The assembly of such timelines places the analysis process on the knowledge and the beliefs of the people of the place. Key informants will emerge - people with particularly detailed knowledge and strong views on why and how events unfolded as they did. Specialized technical knowledge - be it environmental or economic - adds depth or challenge local beliefs of “this is how and why things work as they do.” I prefer the simple timeline to the more complex and demanding Driving forces, Pressures, States, Impacts, Responses (DPSIR) framework adopted by the European Environmental Protection Agency. A timeline keeps the dialogue within the community of interested stakeholders while the more complex DPSIR puts the ball into the court of a group of technical specialists. DPSIR is also focused on current conditions and does not emphasize the “how did we get here?” narrative that I find so useful.

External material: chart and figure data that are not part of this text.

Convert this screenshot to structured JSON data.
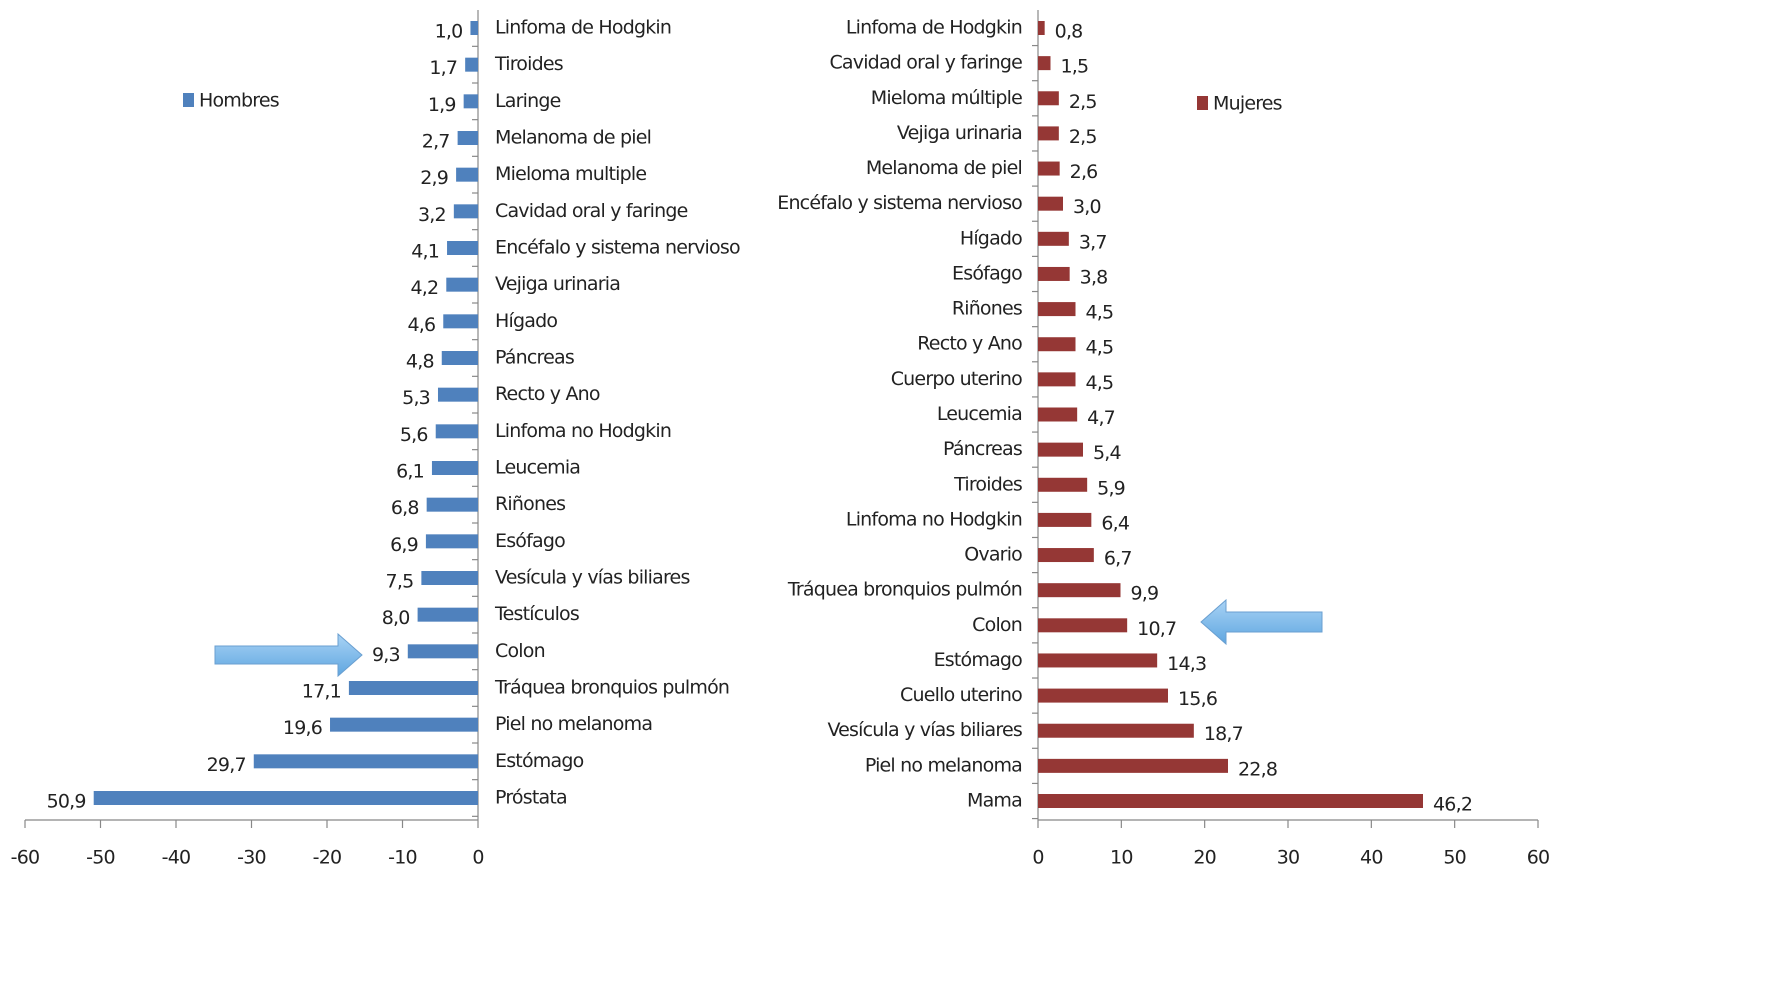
{
  "chart_data": [
    {
      "type": "bar",
      "orientation": "horizontal",
      "categories": [
        "Linfoma de Hodgkin",
        "Tiroides",
        "Laringe",
        "Melanoma de piel",
        "Mieloma multiple",
        "Cavidad oral y faringe",
        "Encéfalo y sistema nervioso",
        "Vejiga urinaria",
        "Hígado",
        "Páncreas",
        "Recto y Ano",
        "Linfoma no Hodgkin",
        "Leucemia",
        "Riñones",
        "Esófago",
        "Vesícula y vías biliares",
        "Testículos",
        "Colon",
        "Tráquea bronquios pulmón",
        "Piel no melanoma",
        "Estómago",
        "Próstata"
      ],
      "series": [
        {
          "name": "Hombres",
          "color": "#4f81bd",
          "values": [
            -1.0,
            -1.7,
            -1.9,
            -2.7,
            -2.9,
            -3.2,
            -4.1,
            -4.2,
            -4.6,
            -4.8,
            -5.3,
            -5.6,
            -6.1,
            -6.8,
            -6.9,
            -7.5,
            -8.0,
            -9.3,
            -17.1,
            -19.6,
            -29.7,
            -50.9
          ],
          "value_labels": [
            "1,0",
            "1,7",
            "1,9",
            "2,7",
            "2,9",
            "3,2",
            "4,1",
            "4,2",
            "4,6",
            "4,8",
            "5,3",
            "5,6",
            "6,1",
            "6,8",
            "6,9",
            "7,5",
            "8,0",
            "9,3",
            "17,1",
            "19,6",
            "29,7",
            "50,9"
          ]
        }
      ],
      "xlim": [
        -60,
        0
      ],
      "xticks": [
        -60,
        -50,
        -40,
        -30,
        -20,
        -10,
        0
      ],
      "legend": "upper left"
    },
    {
      "type": "bar",
      "orientation": "horizontal",
      "categories": [
        "Linfoma de Hodgkin",
        "Cavidad oral y faringe",
        "Mieloma múltiple",
        "Vejiga urinaria",
        "Melanoma de piel",
        "Encéfalo y sistema nervioso",
        "Hígado",
        "Esófago",
        "Riñones",
        "Recto y Ano",
        "Cuerpo uterino",
        "Leucemia",
        "Páncreas",
        "Tiroides",
        "Linfoma no Hodgkin",
        "Ovario",
        "Tráquea bronquios pulmón",
        "Colon",
        "Estómago",
        "Cuello uterino",
        "Vesícula y vías biliares",
        "Piel no melanoma",
        "Mama"
      ],
      "series": [
        {
          "name": "Mujeres",
          "color": "#953735",
          "values": [
            0.8,
            1.5,
            2.5,
            2.5,
            2.6,
            3.0,
            3.7,
            3.8,
            4.5,
            4.5,
            4.5,
            4.7,
            5.4,
            5.9,
            6.4,
            6.7,
            9.9,
            10.7,
            14.3,
            15.6,
            18.7,
            22.8,
            46.2
          ],
          "value_labels": [
            "0,8",
            "1,5",
            "2,5",
            "2,5",
            "2,6",
            "3,0",
            "3,7",
            "3,8",
            "4,5",
            "4,5",
            "4,5",
            "4,7",
            "5,4",
            "5,9",
            "6,4",
            "6,7",
            "9,9",
            "10,7",
            "14,3",
            "15,6",
            "18,7",
            "22,8",
            "46,2"
          ]
        }
      ],
      "xlim": [
        0,
        60
      ],
      "xticks": [
        0,
        10,
        20,
        30,
        40,
        50,
        60
      ],
      "legend": "upper right"
    }
  ]
}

How does a practitioner learn how the governance system within his or her focal area functions? By engaging with it! Working with those shaping the existing governance system to assemble and interpret timelines is often an effective way to initiate the engagement process. The existing governance system may be weak and susceptible to modification or it may be rigid and function as a complex network of checks and balances among many politically powerful interests and institutions. Think of the differences between the governance systems of such large marine ecosystems as the Baltic Sea as compared to the Benguela current off southwestern coast of Africa - or the coastal counties of California compared to the coastal districts of Ghana or Xiamen Island, China. The governance systems in such places are profoundly different. So are the prospects for engaging with them in order to, for example, reduce inflows of pollutants to coastal waters or reduce fishing pressure.

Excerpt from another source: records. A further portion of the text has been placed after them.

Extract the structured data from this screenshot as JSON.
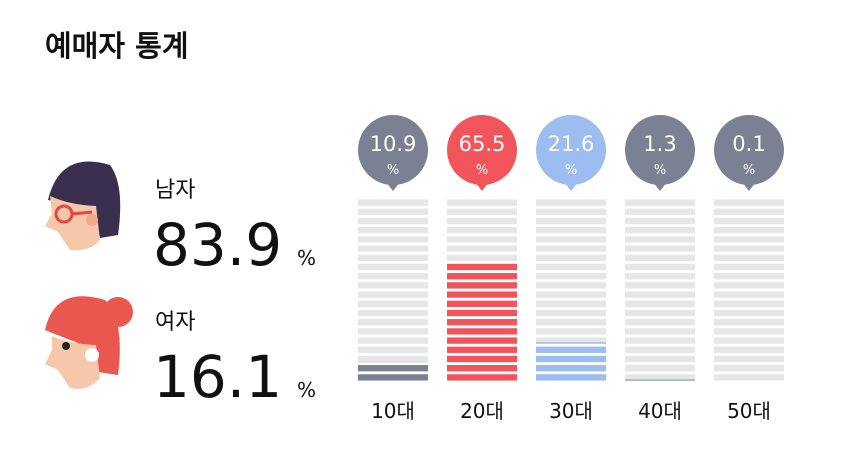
{
  "title": "예매자 통계",
  "gender": [
    {
      "label": "남자",
      "value": 83.9,
      "unit": "%"
    },
    {
      "label": "여자",
      "value": 16.1,
      "unit": "%"
    }
  ],
  "chart_data": {
    "type": "bar",
    "categories": [
      "10대",
      "20대",
      "30대",
      "40대",
      "50대"
    ],
    "values": [
      10.9,
      65.5,
      21.6,
      1.3,
      0.1
    ],
    "unit": "%",
    "colors": [
      "#7b8092",
      "#f2545b",
      "#9dbdf0",
      "#7b8092",
      "#7b8092"
    ],
    "ylim": [
      0,
      100
    ]
  }
}
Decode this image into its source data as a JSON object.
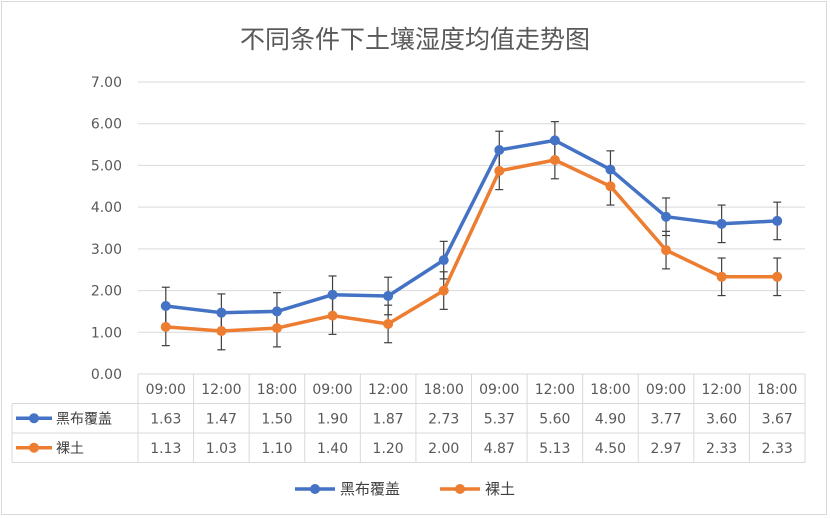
{
  "chart_data": {
    "type": "line",
    "title": "不同条件下土壤湿度均值走势图",
    "categories": [
      "09:00",
      "12:00",
      "18:00",
      "09:00",
      "12:00",
      "18:00",
      "09:00",
      "12:00",
      "18:00",
      "09:00",
      "12:00",
      "18:00"
    ],
    "ylim": [
      0,
      7
    ],
    "yticks": [
      "0.00",
      "1.00",
      "2.00",
      "3.00",
      "4.00",
      "5.00",
      "6.00",
      "7.00"
    ],
    "grid": true,
    "legend_position": "bottom",
    "data_table": true,
    "error_bars": true,
    "series": [
      {
        "name": "黑布覆盖",
        "color": "#4472c4",
        "values": [
          1.63,
          1.47,
          1.5,
          1.9,
          1.87,
          2.73,
          5.37,
          5.6,
          4.9,
          3.77,
          3.6,
          3.67
        ],
        "labels": [
          "1.63",
          "1.47",
          "1.50",
          "1.90",
          "1.87",
          "2.73",
          "5.37",
          "5.60",
          "4.90",
          "3.77",
          "3.60",
          "3.67"
        ],
        "errors": [
          0.45,
          0.45,
          0.45,
          0.45,
          0.45,
          0.45,
          0.45,
          0.45,
          0.45,
          0.45,
          0.45,
          0.45
        ]
      },
      {
        "name": "裸土",
        "color": "#ed7d31",
        "values": [
          1.13,
          1.03,
          1.1,
          1.4,
          1.2,
          2.0,
          4.87,
          5.13,
          4.5,
          2.97,
          2.33,
          2.33
        ],
        "labels": [
          "1.13",
          "1.03",
          "1.10",
          "1.40",
          "1.20",
          "2.00",
          "4.87",
          "5.13",
          "4.50",
          "2.97",
          "2.33",
          "2.33"
        ],
        "errors": [
          0.45,
          0.45,
          0.45,
          0.45,
          0.45,
          0.45,
          0.45,
          0.45,
          0.45,
          0.45,
          0.45,
          0.45
        ]
      }
    ]
  }
}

Skillfully applied, discussions that draw from timelines can quickly reveal how the governance system has evolved and the forces that have shaped it in response to ecosystem change. Timelines lead to the identification of eras of governance, periods of time usually of a decade or more, but often longer, in which the environmental conditions, human activities and “the rules of the game” of the governance system followed a recognizable pattern. This suggests thresholds when the ecosystem, and sometimes the governance system, has moved from state to another. I have many times been struck by how the trajectory of change in an estuary or a river delta follows the same sequence of events and is accompanied by similar eras of governance. What varies is when, historically, key thresholds are met and the speed at which change occurs. The collapse of the fisheries of the Gulf of Thailand, for example, followed a pattern remarkably similar to the collapse in Narragansett Bay. The big difference is that the collapse in Narragansett Bay occurred between 1830 and 1890 while the collapse in the Gulf of Thailand unfolded between 1970 and 2000. The similarities in the responses of the players in the governance system are particularly striking - the fishers, scientists, political figures and the governmental institutions with a stake in the game. An additional benefit of the assembly of timelines as a routine feature of ecosystem governance projects and programs is that they reveal the bigger repeating patterns of responses to ecosystem change as the Anthropocene continues to unfold.